Methods of incorporation
Hopefully, the process by which the terms have been drafted will have included advice on how the terms might best be incorporated into any relevant contracts. Typically, a printed set of the terms and conditions form part of the written contract form which has to be signed by the customer. Alternatively, the terms may be endorsed on to the reverse of the quotation form, which is sent to the customer as part of the sales process, so that they become incorporated when that quotation is accepted by the customer.
The problems which arise
One of the real difficulties with a set of standard terms of business is that a business will often not appreciate the effectiveness of their terms of business until a major dispute arises. At that point, even before examining the terms themselves, the lawyers get involved to advise on whether the terms have been incorporated into the contract.
Typically this gives rise to the following questions:
How, if at all, were the terms made known to the other party? In order for them to have been incorporated into the contract, they need to have been made known to, and have been accepted by, the other party prior to the formation of the contract. Since terms of business often contain terms as to payment, one common mistake is to print them on to the reverse of an invoice. However, it is clear that the invoice will only be rendered long after the contract has been concluded and usually after the contract has been performed. By then it is far too late for the terms to be incorporated into that contract.
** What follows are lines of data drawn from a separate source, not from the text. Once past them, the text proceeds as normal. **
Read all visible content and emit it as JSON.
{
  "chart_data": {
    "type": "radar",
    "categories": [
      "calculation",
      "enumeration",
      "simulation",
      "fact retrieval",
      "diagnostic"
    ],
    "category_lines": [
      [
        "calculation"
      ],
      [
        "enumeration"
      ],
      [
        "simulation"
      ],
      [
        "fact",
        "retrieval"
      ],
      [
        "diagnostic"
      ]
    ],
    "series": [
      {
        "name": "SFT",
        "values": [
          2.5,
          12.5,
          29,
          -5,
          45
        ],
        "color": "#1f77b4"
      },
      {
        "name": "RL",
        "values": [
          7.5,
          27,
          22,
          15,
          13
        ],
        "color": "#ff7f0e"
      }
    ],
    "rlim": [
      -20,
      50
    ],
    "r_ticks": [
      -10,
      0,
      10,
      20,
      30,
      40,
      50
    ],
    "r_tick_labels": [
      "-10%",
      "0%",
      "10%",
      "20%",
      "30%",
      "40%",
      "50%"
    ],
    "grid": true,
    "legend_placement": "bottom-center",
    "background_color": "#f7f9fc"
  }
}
In such situations, it would only be possible to argue that the terms have been incorporated if they have been used previously in a series of similar transactions.
Better still is to provide a set of terms with the first quotation. In a faster moving business the terms might be endorsed on to the reverse of the standard quotation forms. It may also be helpful if they are endorsed on to the reverse of any acknowledgement of order form that is used. However, whether reference to the terms on such a form alone will be an effective means of incorporating those terms will still depend upon other factors.
What happens if other terms are proposed? The seller may still find that although he has given a quote based upon his own standard terms, the purchaser decides to accept the quotation on the basis that he wishes the purchaser’s own terms of business will apply. In those situations, the Court has to decide which terms prevail. Generally speaking, the Court operates the “last shot” doctrine which provides that were the facts are no more complicated than that A makes an offer on A’s standard terms and B accepts that offer on B’s standard terms, and without more, performance follows what we will find is that there is a contract on B’s standard terms.
What happens if our terms are not incorporated? In more complex situations it is difficult to lay down a general rule which will apply. In recent cases the Court has also shown that it is prepared to come to the conclusion that neither party can rely upon its own terms of business because it was clear that the other party had rejected them. In those circumstances, the Court could conceivably find that there was no contract in place. However, if the contract has already been performed, it is likely to wish to infer the terms of the contract from other factors.
What lessons can be learned?
Do not rely on the fact that you have a set of standard terms and conditions to assume that this means that they apply to all of your contracts.
Ensure that those who deal regularly with the formation of contracts, whether in Purchasing or Sales, are familiar with the general provisions of contract law and understand what they need to do to ensure that the company’s terms and conditions are properly incorporated into the contracts they are negotiating.
Be particularly vigilant in circumstances where the other contracting party is seeking to incorporate their own terms of business.Do not assume that your own terms will apply unless the other party has made it clear that they accept this.